The recovered ethyl acetate was subjected to gas chromatography, and the result is shown in fig. 6, wherein the purity of ethyl acetate was 99.724%, and the recovery rate was 94.10%.
Example 4
Beta-carotene extraction wastewater with COD value of 3.12×10 4 mg/L, ethyl acetate content 0.621% (v/v).

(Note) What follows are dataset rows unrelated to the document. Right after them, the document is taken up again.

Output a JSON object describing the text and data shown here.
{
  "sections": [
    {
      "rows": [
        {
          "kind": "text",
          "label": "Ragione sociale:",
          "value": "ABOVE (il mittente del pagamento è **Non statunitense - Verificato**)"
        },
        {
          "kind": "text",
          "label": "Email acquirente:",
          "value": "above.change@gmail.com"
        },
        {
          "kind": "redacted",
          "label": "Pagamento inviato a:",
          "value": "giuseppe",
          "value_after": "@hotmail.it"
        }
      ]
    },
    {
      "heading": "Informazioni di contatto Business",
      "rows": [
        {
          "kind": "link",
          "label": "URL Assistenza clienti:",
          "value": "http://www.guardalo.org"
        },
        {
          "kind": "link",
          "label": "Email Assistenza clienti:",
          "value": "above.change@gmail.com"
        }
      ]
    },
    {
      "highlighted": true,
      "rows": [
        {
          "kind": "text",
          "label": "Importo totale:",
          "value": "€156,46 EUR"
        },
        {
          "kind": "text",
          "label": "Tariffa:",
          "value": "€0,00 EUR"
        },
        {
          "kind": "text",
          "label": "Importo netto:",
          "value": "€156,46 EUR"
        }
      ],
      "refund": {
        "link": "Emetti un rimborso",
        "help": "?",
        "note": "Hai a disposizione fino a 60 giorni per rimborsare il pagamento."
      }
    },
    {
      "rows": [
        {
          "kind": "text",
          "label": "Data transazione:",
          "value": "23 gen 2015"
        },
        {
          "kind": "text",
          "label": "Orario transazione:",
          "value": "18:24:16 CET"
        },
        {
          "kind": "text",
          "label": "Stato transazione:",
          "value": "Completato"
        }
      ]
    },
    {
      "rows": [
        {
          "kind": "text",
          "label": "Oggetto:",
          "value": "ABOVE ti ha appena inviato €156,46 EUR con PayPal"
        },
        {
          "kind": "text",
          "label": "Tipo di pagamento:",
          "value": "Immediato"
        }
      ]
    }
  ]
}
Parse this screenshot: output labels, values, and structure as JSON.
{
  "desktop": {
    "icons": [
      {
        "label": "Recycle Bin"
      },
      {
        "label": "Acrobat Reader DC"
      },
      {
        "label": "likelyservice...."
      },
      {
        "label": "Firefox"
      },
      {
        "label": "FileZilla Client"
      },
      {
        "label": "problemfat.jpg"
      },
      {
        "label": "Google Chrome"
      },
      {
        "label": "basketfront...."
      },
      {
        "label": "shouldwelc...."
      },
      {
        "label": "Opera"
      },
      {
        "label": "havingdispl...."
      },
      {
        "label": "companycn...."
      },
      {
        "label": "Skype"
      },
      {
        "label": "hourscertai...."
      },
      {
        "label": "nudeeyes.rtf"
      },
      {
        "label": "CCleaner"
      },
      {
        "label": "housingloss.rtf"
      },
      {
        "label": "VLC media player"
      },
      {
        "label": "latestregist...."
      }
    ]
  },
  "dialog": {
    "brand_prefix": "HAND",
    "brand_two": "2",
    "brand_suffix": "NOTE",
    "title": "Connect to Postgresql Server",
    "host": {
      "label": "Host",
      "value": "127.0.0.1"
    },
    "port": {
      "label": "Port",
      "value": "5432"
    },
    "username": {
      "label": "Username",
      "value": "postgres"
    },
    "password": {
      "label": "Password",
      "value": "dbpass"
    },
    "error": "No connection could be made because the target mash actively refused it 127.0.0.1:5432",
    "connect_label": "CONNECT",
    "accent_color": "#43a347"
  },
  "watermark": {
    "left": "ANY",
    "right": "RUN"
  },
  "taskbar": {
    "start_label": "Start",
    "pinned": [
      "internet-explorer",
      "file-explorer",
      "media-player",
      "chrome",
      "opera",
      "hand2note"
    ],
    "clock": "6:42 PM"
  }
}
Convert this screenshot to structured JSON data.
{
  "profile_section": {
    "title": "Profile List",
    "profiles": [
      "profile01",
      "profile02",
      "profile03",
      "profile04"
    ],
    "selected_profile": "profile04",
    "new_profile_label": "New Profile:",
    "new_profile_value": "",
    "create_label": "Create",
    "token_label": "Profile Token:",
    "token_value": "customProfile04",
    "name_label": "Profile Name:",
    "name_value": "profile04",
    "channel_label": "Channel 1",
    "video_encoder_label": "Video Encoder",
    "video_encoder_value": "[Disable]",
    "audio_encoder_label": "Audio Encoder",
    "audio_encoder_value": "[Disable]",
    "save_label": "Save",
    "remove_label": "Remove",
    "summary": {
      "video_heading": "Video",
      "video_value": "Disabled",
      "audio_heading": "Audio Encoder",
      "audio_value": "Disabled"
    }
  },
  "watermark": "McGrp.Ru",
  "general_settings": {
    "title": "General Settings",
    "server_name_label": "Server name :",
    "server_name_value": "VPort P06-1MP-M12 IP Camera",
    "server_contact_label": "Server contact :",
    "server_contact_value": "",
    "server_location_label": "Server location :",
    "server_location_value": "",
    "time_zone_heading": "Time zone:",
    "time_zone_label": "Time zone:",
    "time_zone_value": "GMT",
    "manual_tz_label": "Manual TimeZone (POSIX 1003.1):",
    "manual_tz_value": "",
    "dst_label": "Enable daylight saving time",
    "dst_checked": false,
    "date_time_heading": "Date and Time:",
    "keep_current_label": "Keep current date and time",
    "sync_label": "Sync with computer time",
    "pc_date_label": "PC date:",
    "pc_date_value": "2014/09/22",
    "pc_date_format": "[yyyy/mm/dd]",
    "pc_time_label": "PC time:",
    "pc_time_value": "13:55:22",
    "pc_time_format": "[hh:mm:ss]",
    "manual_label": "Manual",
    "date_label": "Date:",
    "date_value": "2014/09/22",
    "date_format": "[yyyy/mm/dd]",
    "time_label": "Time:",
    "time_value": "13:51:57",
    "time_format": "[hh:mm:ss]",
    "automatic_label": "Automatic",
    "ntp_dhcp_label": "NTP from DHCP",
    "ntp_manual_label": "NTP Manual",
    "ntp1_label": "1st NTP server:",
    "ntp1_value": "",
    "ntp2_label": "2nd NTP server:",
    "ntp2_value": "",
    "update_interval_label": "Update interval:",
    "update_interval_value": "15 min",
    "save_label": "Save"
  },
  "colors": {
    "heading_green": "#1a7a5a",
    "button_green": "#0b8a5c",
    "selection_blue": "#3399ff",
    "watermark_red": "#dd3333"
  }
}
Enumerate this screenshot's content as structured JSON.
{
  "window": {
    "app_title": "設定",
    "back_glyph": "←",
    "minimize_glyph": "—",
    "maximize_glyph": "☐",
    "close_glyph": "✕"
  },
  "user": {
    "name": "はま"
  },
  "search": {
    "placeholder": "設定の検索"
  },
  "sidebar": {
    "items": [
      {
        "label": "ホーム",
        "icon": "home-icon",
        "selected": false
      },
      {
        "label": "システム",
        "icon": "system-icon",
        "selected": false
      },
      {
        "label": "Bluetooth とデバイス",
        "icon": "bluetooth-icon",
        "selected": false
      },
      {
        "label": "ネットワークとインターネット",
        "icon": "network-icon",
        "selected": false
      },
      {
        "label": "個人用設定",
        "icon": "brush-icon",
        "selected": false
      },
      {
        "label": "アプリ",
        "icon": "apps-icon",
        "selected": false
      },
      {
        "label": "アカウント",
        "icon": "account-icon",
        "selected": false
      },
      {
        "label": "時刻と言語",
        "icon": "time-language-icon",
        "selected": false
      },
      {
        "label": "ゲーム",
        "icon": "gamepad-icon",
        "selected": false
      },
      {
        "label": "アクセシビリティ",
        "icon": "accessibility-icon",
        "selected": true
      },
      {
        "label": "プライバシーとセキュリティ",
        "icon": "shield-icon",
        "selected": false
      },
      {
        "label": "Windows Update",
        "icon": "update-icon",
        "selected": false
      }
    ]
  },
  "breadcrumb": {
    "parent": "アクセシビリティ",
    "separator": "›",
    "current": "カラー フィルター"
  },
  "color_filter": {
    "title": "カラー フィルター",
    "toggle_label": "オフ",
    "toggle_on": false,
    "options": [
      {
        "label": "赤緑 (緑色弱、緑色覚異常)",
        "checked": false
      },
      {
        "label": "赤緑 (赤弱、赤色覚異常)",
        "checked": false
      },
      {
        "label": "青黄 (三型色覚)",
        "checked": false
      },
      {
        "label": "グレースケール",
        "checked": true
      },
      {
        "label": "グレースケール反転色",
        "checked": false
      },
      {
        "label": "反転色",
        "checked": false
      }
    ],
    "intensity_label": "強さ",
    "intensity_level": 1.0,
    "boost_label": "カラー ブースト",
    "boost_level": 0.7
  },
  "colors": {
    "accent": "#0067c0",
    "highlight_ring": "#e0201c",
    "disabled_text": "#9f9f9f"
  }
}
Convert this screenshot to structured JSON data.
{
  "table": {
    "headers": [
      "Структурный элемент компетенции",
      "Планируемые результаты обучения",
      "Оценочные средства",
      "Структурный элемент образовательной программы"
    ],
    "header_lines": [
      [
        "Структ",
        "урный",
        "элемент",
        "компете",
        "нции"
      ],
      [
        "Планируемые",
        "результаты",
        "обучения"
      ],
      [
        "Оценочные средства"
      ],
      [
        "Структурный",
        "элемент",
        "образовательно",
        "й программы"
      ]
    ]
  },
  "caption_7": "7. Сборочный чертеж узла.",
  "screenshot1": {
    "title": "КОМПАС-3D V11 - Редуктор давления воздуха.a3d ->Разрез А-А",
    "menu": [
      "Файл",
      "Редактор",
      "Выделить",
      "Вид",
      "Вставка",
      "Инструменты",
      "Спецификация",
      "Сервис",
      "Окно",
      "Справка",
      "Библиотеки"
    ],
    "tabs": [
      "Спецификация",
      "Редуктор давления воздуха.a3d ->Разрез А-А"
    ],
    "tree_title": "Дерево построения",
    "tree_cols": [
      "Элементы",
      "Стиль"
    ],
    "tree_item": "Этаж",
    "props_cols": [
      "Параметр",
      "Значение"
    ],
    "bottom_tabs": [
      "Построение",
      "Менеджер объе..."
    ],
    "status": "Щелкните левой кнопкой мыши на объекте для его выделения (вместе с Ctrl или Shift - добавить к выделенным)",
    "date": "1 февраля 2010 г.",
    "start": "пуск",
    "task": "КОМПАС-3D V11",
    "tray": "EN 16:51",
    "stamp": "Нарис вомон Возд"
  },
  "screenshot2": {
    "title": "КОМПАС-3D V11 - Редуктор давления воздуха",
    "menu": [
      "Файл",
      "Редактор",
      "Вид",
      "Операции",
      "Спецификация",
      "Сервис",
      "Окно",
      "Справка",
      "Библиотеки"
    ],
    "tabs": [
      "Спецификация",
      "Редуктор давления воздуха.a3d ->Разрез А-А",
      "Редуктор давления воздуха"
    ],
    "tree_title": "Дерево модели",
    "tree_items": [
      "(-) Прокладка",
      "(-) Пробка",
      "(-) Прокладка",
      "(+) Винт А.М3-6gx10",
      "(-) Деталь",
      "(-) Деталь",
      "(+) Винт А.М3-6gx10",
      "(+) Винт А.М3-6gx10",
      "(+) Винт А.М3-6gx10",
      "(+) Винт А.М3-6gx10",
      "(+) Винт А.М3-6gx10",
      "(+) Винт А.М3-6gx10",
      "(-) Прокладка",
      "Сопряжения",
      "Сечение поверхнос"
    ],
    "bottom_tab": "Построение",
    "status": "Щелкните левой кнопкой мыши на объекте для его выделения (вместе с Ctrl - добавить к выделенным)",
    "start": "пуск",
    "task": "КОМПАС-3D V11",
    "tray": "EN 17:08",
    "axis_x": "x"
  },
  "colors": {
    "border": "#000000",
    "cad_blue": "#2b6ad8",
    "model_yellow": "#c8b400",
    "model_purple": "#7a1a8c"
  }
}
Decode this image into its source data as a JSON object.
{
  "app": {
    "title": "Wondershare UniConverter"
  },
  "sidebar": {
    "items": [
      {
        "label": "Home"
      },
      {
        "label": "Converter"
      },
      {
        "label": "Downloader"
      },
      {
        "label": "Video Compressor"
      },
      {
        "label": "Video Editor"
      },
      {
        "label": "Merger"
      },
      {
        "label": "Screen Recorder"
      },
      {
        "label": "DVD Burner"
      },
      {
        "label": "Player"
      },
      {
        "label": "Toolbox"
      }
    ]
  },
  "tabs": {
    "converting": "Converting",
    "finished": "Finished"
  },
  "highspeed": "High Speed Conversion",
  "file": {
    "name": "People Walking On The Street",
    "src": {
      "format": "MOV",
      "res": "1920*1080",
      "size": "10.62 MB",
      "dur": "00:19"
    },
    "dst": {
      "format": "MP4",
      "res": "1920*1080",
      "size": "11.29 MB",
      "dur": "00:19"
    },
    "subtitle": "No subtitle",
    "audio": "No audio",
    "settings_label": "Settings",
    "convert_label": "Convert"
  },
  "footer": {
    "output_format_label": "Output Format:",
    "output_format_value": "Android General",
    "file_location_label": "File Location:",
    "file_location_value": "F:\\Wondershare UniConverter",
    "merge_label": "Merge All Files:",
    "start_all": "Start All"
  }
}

The ethyl acetate in the wastewater was recovered by using the recovery apparatus of example 1, as follows:
s1, continuing to use the macroporous adsorption resin H-01 analyzed in the embodiment 3, wetting with water, uniformly stirring, and filling into a column, wherein the specification of the adsorption column is H=0.12 m and phi=0.36 m;
s2, preprocessing an adsorption column:
(1) Washing the resin with 8.14L of water;
(2) Ejecting water by 8.14L of ethanol, and soaking for 24 hours;
(3) Evacuating ethanol, completely replacing the solvent with water, and washing until the adsorption column has no ethanol smell;
s3, performing column adsorption on the beta-carotene extraction wastewater, controlling the flow rate to be 1BV/h, controlling the total column loading amount to be 20BV, taking a 10BV column loading amount, an instantaneous effluent sample when the 20BV column loading amount is adopted, and performing ethyl acetate residue test on the mixed effluent sample when the 20BV column loading amount is adopted, wherein the detection result of a gas chromatograph is that the ethyl acetate residue concentration of the three samples is undetected;
the COD value of the water sample after adsorption is 2.90 multiplied by 10 4 mg/L, and the gas chromatography detection result is shown in FIG. 7;
s4, using N 2 Blowing out water in an adsorption column, then introducing steam, controlling the steam pressure to be 0.15MPa, collecting desorption liquid, standing, separating out water phase, distilling and collecting solvent phase to obtain ethyl acetate 0.467L;
the recovered ethyl acetate was subjected to gas chromatography, and the result was shown in fig. 8, wherein the purity of ethyl acetate was 99.687%, and the recovery rate was 92.10%.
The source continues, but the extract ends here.